El nuevo año no llegó solo con campanadas. Llegó envuelto en llanto de recién nacidos, en manos temblorosas que sostuvieron vida por primera vez y en el amor infinito de madres que marcaron el inicio del 2026 con uno de los actos más poderosos: dar a luz.
Cuando el reloj apenas marcaba las 12:11 de la madrugada del 1 de enero, en el Hospital Amatepec del Instituto Salvadoreño del Seguro Social (ISSS), en el distrito de Soyapango, Johana Beatriz Flores Arteaga se convirtió en la primera madre del 2026 en El Salvador. En ese instante, su bebé, Dereck Aarón Flores Flores, abrió los ojos al mundo y con su primer llanto anunció que un nuevo año había comenzado lleno de esperanza.

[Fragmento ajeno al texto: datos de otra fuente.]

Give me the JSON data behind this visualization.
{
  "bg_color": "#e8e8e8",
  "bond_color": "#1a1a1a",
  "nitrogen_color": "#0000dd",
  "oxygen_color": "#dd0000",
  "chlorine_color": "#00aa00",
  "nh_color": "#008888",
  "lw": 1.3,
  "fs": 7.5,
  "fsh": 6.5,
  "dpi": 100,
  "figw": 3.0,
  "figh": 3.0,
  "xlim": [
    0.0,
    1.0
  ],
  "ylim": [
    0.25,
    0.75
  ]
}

Minutos después, mientras el país aún celebraba la llegada del 2026, otras historias de amor nacían en los hospitales públicos. A la 1:17 de la madrugada, Estefany Jasmín Martínez Vásquez recibió en sus brazos a su hija Jenifer Dayana Martínez Vásquez, convirtiéndose en una de las primeras mamás del año. A esa misma hora, en el Hospital Nacional de la Mujer, Alejandra Palacios vivía el instante que transforma una vida para siempre: el nacimiento de su bebé Santiago Jaziel Palacios Hernández, en un momento que quedará grabado para siempre en su memoria.
Con el amanecer del 1 de enero, la emoción continuó. A las 9:21 de la mañana, en el Hospital Amatepec del ISSS, María Esmeralda García Hidalgo dio la bienvenida a su bebé Hazel Michelle Lara García, convirtiéndose en la segunda madre en recibir a su hija en ese centro asistencial durante el nuevo año.
Cada uno de estos nacimientos representa más que una cifra o una hora registrada. Son historias que hablan de espera, fortaleza y amor incondicional. Son madres que iniciaron el 2026 con el corazón lleno y los brazos ocupados, recordándole a El Salvador que, aun en los primeros minutos del año, la vida siempre encuentra la forma de abrirse paso.
El 2026 comenzó así: con esperanza, con ternura y con nuevas vidas que ya forman parte de la historia del país.